Disney CEO Bob Iger this week used the company’s Q3 results to open the door of the room in which the Mouse House’s new streaming service is being prepared a fraction, giving investors a peek at what is envisaged.
Iger told analysts that Disney will “continue to move full steam ahead with our direct-to-consumer strategy”, which he referred to in his remarks as ‘Disney Play’. However, playing against the ‘full steam ahead’ message, one of the things he revealed is that Disney is not in a hurry to launch.
The service is planned for ‘late 2019’. Iger said that there was no need to rush into anything because of a fear that “the market will pass us by” because “the only place” that consumers will be able to view Disney, Pixar, Marvel and Star Wars original content. “We believe that whenever we launch, it will be attractive,” he said.
He also said that the service will be populated over time as Disney claws back rights that are currently sub-licensed to third parties. However, the core proposition will be as a home for original content from key Disney brands. This means that quality is more important than quantity. While Disney may not be able to make all of its movies available on the app, at least initially, it will use it as the vehicle for its 10-part original Star Wars TV series, for example.
Iger confirmed earlier announcements that Disney Play would include “some original films” from the company’s extensive library even if recent releases won’t be immediately available. However, he indicated that those rights would be reserved henceforward. Since taking the decision to go OTT, Disney has “not done anything that would further encumber our product”, he said.
Despite industry observers using the appellation ‘Disneyflix’ as shorthand, Iger indicated that it is not his goal to take on Netflix directly. The new service will have a lower volume of content than Netflix and will consequently have a lower price.

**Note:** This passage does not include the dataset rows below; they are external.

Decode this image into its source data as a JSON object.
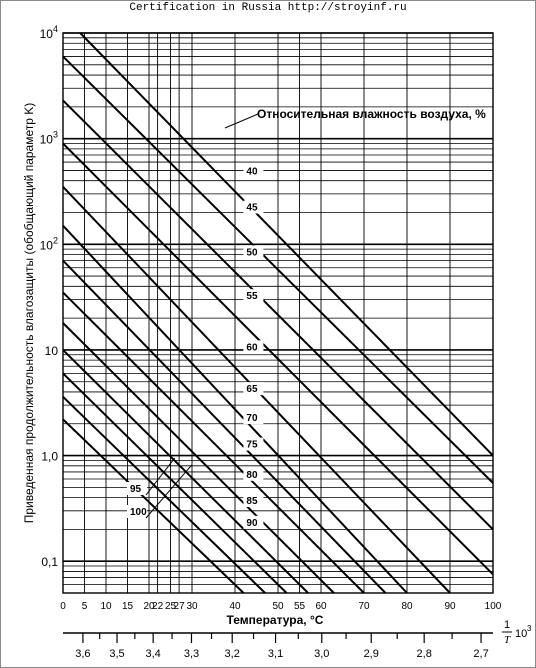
{
  "header": {
    "text": "Certification in Russia http://stroyinf.ru"
  },
  "chart_data": {
    "type": "line",
    "title": "",
    "ylabel": "Приведенная продолжительность влагозащиты (обобщающий параметр K)",
    "xlabel": "Температура, °C",
    "x2label_frac": "1",
    "x2label_den": "T",
    "x2label_pow": "10",
    "x2label_exp": "3",
    "legend_title": "Относительная влажность воздуха, %",
    "yscale": "log",
    "ylim": [
      0.05,
      10000
    ],
    "xlim": [
      0,
      100
    ],
    "grid": true,
    "y_tick_labels": [
      {
        "value": 10000,
        "label": "10",
        "sup": "4"
      },
      {
        "value": 1000,
        "label": "10",
        "sup": "3"
      },
      {
        "value": 100,
        "label": "10",
        "sup": "2"
      },
      {
        "value": 10,
        "label": "10",
        "sup": ""
      },
      {
        "value": 1,
        "label": "1,0",
        "sup": ""
      },
      {
        "value": 0.1,
        "label": "0,1",
        "sup": ""
      }
    ],
    "x_tick_labels": [
      {
        "value": 0,
        "label": "0"
      },
      {
        "value": 5,
        "label": "5"
      },
      {
        "value": 10,
        "label": "10"
      },
      {
        "value": 15,
        "label": "15"
      },
      {
        "value": 20,
        "label": "20"
      },
      {
        "value": 22,
        "label": "22"
      },
      {
        "value": 25,
        "label": "25"
      },
      {
        "value": 27,
        "label": "27"
      },
      {
        "value": 30,
        "label": "30"
      },
      {
        "value": 40,
        "label": "40"
      },
      {
        "value": 50,
        "label": "50"
      },
      {
        "value": 55,
        "label": "55"
      },
      {
        "value": 60,
        "label": "60"
      },
      {
        "value": 70,
        "label": "70"
      },
      {
        "value": 80,
        "label": "80"
      },
      {
        "value": 90,
        "label": "90"
      },
      {
        "value": 100,
        "label": "100"
      }
    ],
    "x2_tick_labels": [
      {
        "value": 3.6,
        "label": "3,6"
      },
      {
        "value": 3.5,
        "label": "3,5"
      },
      {
        "value": 3.4,
        "label": "3,4"
      },
      {
        "value": 3.3,
        "label": "3,3"
      },
      {
        "value": 3.2,
        "label": "3,2"
      },
      {
        "value": 3.1,
        "label": "3,1"
      },
      {
        "value": 3.0,
        "label": "3,0"
      },
      {
        "value": 2.9,
        "label": "2,9"
      },
      {
        "value": 2.8,
        "label": "2,8"
      },
      {
        "value": 2.7,
        "label": "2,7"
      }
    ],
    "series": [
      {
        "name": "40",
        "x": [
          4,
          100
        ],
        "y": [
          10000,
          1
        ]
      },
      {
        "name": "45",
        "x": [
          0,
          100
        ],
        "y": [
          6000,
          0.55
        ]
      },
      {
        "name": "50",
        "x": [
          0,
          100
        ],
        "y": [
          2300,
          0.2
        ]
      },
      {
        "name": "55",
        "x": [
          0,
          100
        ],
        "y": [
          900,
          0.075
        ]
      },
      {
        "name": "60",
        "x": [
          0,
          90
        ],
        "y": [
          350,
          0.05
        ]
      },
      {
        "name": "65",
        "x": [
          0,
          80
        ],
        "y": [
          150,
          0.05
        ]
      },
      {
        "name": "70",
        "x": [
          0,
          75
        ],
        "y": [
          70,
          0.05
        ]
      },
      {
        "name": "75",
        "x": [
          0,
          70
        ],
        "y": [
          35,
          0.05
        ]
      },
      {
        "name": "80",
        "x": [
          0,
          63
        ],
        "y": [
          18,
          0.05
        ]
      },
      {
        "name": "85",
        "x": [
          0,
          57
        ],
        "y": [
          10,
          0.05
        ]
      },
      {
        "name": "90",
        "x": [
          0,
          52
        ],
        "y": [
          6,
          0.05
        ]
      },
      {
        "name": "95",
        "x": [
          0,
          47
        ],
        "y": [
          3.6,
          0.05
        ]
      },
      {
        "name": "100",
        "x": [
          0,
          42
        ],
        "y": [
          2.2,
          0.05
        ]
      }
    ],
    "series_label_x": 38
  }
}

Unlike Netflix, Disney’s new services will not be its only OTT play, let alone its only media play. The company has already launched its sports offering ESPN+, which Iger reported had “exceeded our expectations” without specifying what those expectations were, other than to say they were “relatively modest”. Its forthcoming acquisition of 21st Century Fox’s entertainment assets – assuming international regulatory approvals are secured – will also give it a controlling stake of 60% in Hulu, the US subscription-based streaming service.
While Iger said that the Fox deal would provide the opportunity to “make our D2C products even more compelling for consumers”, he refrained from being too specific about which assets he had in mind, although he indicated that National Geographic content could ultimately be added to the new service.
Iger indicated that Disney is positioning Disney Play and Hulu at different audiences, with the former taking the form of a more family-oriented proposition that leverages the Disney brand’s association with family-friendly product.
Iger also said squarely that Disney Play’s launch would be “the biggest priority of the company” in 2019 – this in the same timeframe that the company expects to be integrating Fox’s entertainment business.
Disney’s Q3 results came out on the same day that 21st Century Fox made its formal offer of £14 a share for the 61% of Sky it does not already own to shareholders, meaning that it has declined for now to top Comcast’s recommended superior offer of £14.75 a share.
Fox’s move gives it and Disney time to decide whether to top Comcast’s rival offer, which has been recommended to Sky shareholders by the company’s independent committee, or to fold. Answering analyst questions, Iger reminded his audience that “our consent is required for an increase in [Fox’s Sky] bid”.
Fox’s decision to make a public offer for Sky rather than to acquire the 61% it does not already own through a scheme or arrangement means that the process could take longer to complete and carries the risk that Fox will not immediately be able to delist the company, but it does give it the option to go for a simple majority of shares – including its own existing stake – rather than the current high threshold of securing acceptances of 75% of investors.
Disney’s thinking on Sky has been subject to much speculation, with some observers pondering whether Comcast and Disney might be preparing some kind of asset swap whereby Comcast gets Sky and Disney takes over Comcast’s stake in Hulu. The Mouse House is taking on significant additional leverage to acquire Fox’s assets and it may be reluctant to take on more to pay more for Sky. However, others have pointed to the value placed by Disney on taking control of Sky as key to its forward strategy.
Disney’s streaming project has the merit of being something wholly under its control. What happens with Sky involves a big element of uncertainty.